Una voce dell’Iran: avrei voluto un figlio per insegnargli cos’è il senso dell’umanità- di Saedeh Lorestani

Una voce dell’Iran: avrei voluto un figlio per insegnargli cos’è il senso dell’umanità- di Saedeh Lorestani

A volte mi dico che invece di fare l’avvocato, dedicarmi alla scrittura, al teatro, al balletto o ad attività socio-culturali, avrei dovuto dare alla luce un bambino e insegnargli il senso più profondo dell’umanità. Insegnargli a non schiavizzare le persone e a rispettare la dignità. Gli avrei potuto parlare della bellezza di dire “ti amo” e dargli la possibilità di sperimentare l’amore e la libertà in uno spazio lontano dalle bugie e dall’ipocrisia. Infine, lo avrei voluto vedere diventare un “miracolo” nella vita degli altri.

Per me e per quelli di noi che guardano tutti gli eventi da lontano, che guardano alla guerra, alla fame, alla tirannia dei governanti, alla tortura, alle esecuzioni ed assistono alla morte dei giovani c’è il rischio dell’assuefazione. E, invece, si tratta di cose che potrebbero accadere anche a noi.
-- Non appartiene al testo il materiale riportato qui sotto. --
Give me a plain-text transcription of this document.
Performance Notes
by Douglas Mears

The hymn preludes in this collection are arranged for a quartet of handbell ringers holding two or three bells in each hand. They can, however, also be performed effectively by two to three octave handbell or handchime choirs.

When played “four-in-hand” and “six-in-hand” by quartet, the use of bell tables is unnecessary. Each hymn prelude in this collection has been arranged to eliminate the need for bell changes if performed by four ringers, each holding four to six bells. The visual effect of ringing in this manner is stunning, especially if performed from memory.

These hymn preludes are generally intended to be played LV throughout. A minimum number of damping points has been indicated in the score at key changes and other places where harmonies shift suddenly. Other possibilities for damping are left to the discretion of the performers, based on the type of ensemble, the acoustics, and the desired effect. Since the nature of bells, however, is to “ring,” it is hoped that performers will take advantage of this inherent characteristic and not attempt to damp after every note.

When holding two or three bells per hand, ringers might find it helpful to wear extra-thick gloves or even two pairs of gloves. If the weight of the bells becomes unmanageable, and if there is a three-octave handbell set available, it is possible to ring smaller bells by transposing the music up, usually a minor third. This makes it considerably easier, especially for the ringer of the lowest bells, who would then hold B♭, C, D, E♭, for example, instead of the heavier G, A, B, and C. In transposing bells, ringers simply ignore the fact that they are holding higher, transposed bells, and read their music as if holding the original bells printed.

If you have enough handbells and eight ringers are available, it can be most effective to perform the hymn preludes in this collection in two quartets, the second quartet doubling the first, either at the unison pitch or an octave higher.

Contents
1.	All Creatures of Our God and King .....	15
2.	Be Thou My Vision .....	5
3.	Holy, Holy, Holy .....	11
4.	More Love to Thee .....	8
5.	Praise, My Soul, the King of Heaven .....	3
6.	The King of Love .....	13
Eppure, troppo spesso, rimaniamo in silenzio di fronte all’oppressione degli altri.

In una delle carceri della Repubblica islamica dell’Iran un altro giovane è morto dopo aver subito torture mentali e fisiche. Javad Rouhi, aveva 35 anni quando è stato arrestato dalla polizia iraniana a Nowshahr in occasione delle  manifestazioni di protesta, in particolare durante quelle per cui la gente è scesa in piazza  contro l’obbligo dell’hijab per le donne.

E’ morto da pochi giorni: il 31 agosto dopo aver sopportato undici mesi di torture e dolore. Il suo avvocato e la sua famiglia hanno più volte denunciato le sue condizioni d’emergenza. Tuttavia, le autorità giudiziarie non hanno prestato attenzione. Ciò è accaduto proprio mentre il popolo iraniano si preparava a combattere contro il regime  nell’anniversario della morte di Mahsa Amini, la ragazza di 23 anni che, dopo essere stata arrestata per aver indossato il hijab in un modo che secondo la polizia morale iraniana era indossato modo sbagliato. Così, il 16 settembre dello scorso anno morì in carcere in circostanze sospette. E nel corso di un anno intero, il popolo iraniano è stato testimone della tortura e dell’uccisione dei suoi giovani da parte delle forze di polizia guidate dalla Repubblica Islamica.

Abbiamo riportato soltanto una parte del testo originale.